The Worldwide Mobile App User Behavior Dataset contains cross-country user behavior data collected through a survey conducted by Lim et al. for their research paper, Investigating Country Differences in Mobile App User Behavior and Challenges for Software Engineering, aiming to investigate the relationship between app user behavior and the country demographic. The dataset is made public and stored in Harvard Dataverse Repository, an open data repository organized by the Harvard community.

The survey collected responses from 10,208 participants spanning more than 15 countries, including the United States of America, China, Japan, Germany, France, Brazil, the United Kingdom, Italy, Russian Federation, India, Canada, Spain, Australia, Mexico, and Republic of Korea.
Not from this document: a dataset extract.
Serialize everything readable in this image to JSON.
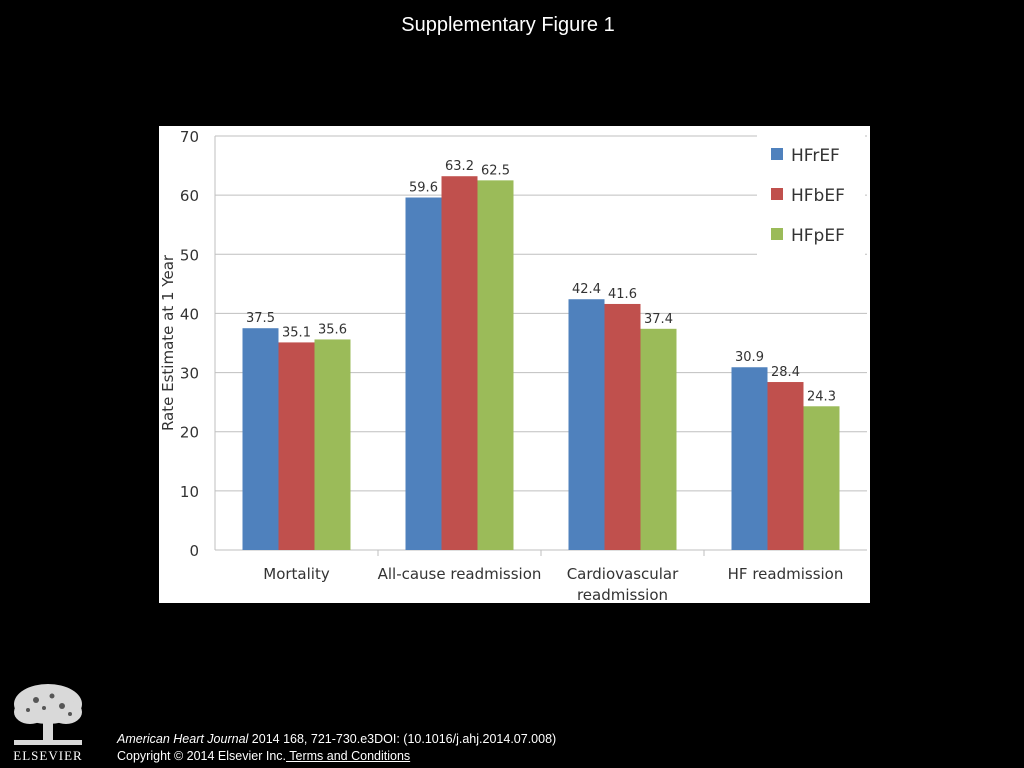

The questionnaire is threefold with 31 questions in total: the first part focuses on user behavior in terms of mobile app usage; the second part asks individual demographic information such as gender, age, and household income, etc; the third part is centered around user personality based on the Big Five personality traits.

A more detailed description about the attributes included in this dataset is as following:

Dataset: mobile_app_user_dataset.xlsx

Link to Harvard Dataverse Repository: https://dataverse.harvard.edu/dataset.xhtml;jsessionid=c4428c7c612c7607165aa4d0ebde?persistentId=doi%3A10.7910%2FDVN%2F27459&version=&q=&fileAccess=&fileTag=%22dataset%22&fileSortField=name&fileSortOrder=desc

Table 2.1: Column Description
ï Column Name Description
ID Unique ID for each participant
StartDate Date and time the participant started this survey
EndDate Date and time the participant completed this survey
Response Status Response status: incomplete/complete/screened out/bad data
Participant Type ours/panel
Q1_1 Browser type
Q1_2 Browser version
Q1_3 Browser operating system
Q1_4 Browser screen resolution
Q1_5 Browser flash version
Q1_6 Browser Java support
Q1_7 Browser user agent
Q2 Binary indicator of whether the respondent has a mobile device
Q3_1 Mobile device manufacturer
Q3_2 Mobile device model
Q3_3 Binary indicator of whether the respondent use apps
Q4_1 Type of app store
Q4_2 Binary indicator of whether the respondent knows which app store he/she is using
Q5 Frequency that the respondent visits app store to look for apps
Q6 Amount of app downloads per month
Q7 Under what situation does the respondent look for apps
Q8 Ways to find apps
Q9 Things to consider before downloading
Q10 Purpose of downloading
Q11 Reasons for spending money on apps
Q12_1 Maximum spending on an app
Q12_2 Name of the app that the respondent has spent the most
Q12_3 Reasons for downloading the app that the respondent has spent the most
Q12_4 Best/worst featue of the app that the respondent has spent the most
Q12_5 Average spending on apps per month
Q13 Reasons for rating apps
Q14 Reasons for stopping use an app
Q15 Type of downloaded app
Q16 Respondent’s gender
Q17 Respondent’s age
Q18 Respondent’s marital status
Q19 Respondent’s nationality
Q20 Respondent’s country of residence
Q21 Respondent’s first language
Q22 Respondent’s ethnicity
Q23 Respondent’s highest level of education
Q24 Respondent’s years of education
Q25 Wether the respondent has a disability
Q26 Respondent’s current employment status
Q27 Respondent’s occupation
Q28 Currency of household income
Q29 Annual household income
Q30 Personality traits

Issue with this dataset: this survey is self-reported and therefore, might be subjected and be influenced by factors such as individual experience and cultural background. Besides, many answers provided by participants are not exact but mostly approximations. For example, users might be unaware of the exact number of apps downloaded per month and use an approximation instead.